In addition to the ongoing challenge of direct digital preservation there are other related activities that are crucial to this effort. Lots of things, actually – that are not directly “preservation” activities but do affect the digital preservation end result. Things such as metadata – which I’d like to focus on here, and using music as a specific example.
To preserve anything, you have to first be able to find or “access” the item, and the item is only findable if it has accurate information, or metadata attached. This is the kind of information listed in library catalog records, on web-based music services, or any number of searchable listings. It’s of course true for any subject area, but as a musician and former staffer of the Library’s Music Division the accessibility of music, of classical music in particular, is of special interest to me. Whatever the subject, a common challenge exists: how to find the exact historic item among many similar ones.
Music metadata includes information such as composer, artist, title, genre, date, etc. So, what are the challenges in “identifying” this music? Sometimes, due to the many changes or interpretations over time, the specific “title” of a musical work may match up in two different sources, but the “opus” numbers won’t. Or, sometimes the title itself will be listed a bit differently, especially if there is a translation involved. Sometimes one composer’s name has two or more different spellings (“Tchaikovsky” vs. “Chaikovsky”) which can make it difficult to find all listings through a search. The list goes on.
Of course, once an item is in digital form, the goal is to have an electronic record with some sort of unique identifier (an ID number) attached. But you still have to be sure that particular item is the one you are looking for.
Now, let’s say the metadata is consistent for a given item. (We can dream, can’t we?) But, what about the tool used to find or “access” it? This next round of confusion is brought on by the digital download, and the fact that many download services are pop-music centric. So you might download a recording of a Mozart string quartet onto a smart phone or any other digital device and instead of seeing a listing by “Mozart”, the individual tracks/movements would be listed by the performing group instead. This makes it hard to search for a specific work by Mozart, or any other composer for that matter.

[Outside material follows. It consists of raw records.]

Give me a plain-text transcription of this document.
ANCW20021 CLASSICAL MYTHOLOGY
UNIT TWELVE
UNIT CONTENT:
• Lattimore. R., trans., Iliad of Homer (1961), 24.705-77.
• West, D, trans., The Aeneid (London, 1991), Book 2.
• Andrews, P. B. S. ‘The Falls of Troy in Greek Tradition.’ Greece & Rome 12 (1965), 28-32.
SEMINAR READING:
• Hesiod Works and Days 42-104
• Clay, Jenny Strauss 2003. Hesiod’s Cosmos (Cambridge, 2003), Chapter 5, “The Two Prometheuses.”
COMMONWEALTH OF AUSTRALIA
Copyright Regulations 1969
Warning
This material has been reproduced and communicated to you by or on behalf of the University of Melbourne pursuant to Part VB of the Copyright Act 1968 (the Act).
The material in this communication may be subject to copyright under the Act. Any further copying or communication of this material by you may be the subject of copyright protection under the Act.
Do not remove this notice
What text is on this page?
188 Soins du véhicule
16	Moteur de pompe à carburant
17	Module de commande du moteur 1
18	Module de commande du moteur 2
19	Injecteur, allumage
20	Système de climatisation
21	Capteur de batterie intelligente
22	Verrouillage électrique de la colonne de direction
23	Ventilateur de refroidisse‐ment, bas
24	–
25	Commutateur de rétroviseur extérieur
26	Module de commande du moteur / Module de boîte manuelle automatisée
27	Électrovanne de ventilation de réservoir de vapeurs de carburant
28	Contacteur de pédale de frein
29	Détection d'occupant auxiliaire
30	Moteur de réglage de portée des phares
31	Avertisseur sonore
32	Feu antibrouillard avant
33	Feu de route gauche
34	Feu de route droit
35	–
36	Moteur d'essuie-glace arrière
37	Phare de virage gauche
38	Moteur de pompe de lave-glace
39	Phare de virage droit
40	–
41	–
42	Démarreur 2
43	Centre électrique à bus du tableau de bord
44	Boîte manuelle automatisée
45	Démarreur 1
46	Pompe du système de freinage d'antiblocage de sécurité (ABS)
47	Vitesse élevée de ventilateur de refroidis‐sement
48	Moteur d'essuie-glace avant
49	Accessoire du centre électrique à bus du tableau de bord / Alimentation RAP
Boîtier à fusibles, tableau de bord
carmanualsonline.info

We can’t recommend specific commercial download services, but, there are some out there now designed to handle the multi-movement, composer oriented nature of classical music. So, things are looking up there.
Also, there are some ongoing technical efforts underway in the library and archiving communities, whose members are doing the important work needed to provide solutions for these challenges. To mention a couple – the music information retrieval community, “ISMIR” (active for over 10 years), and “DDEX“, the Digital Data Exchange.
This is really just the tip of the iceberg when talking about challenges in searching for music. The bottom line is, before you can preserve anything, you need to be able to identify, then access, whatever it is you’re trying to preserve.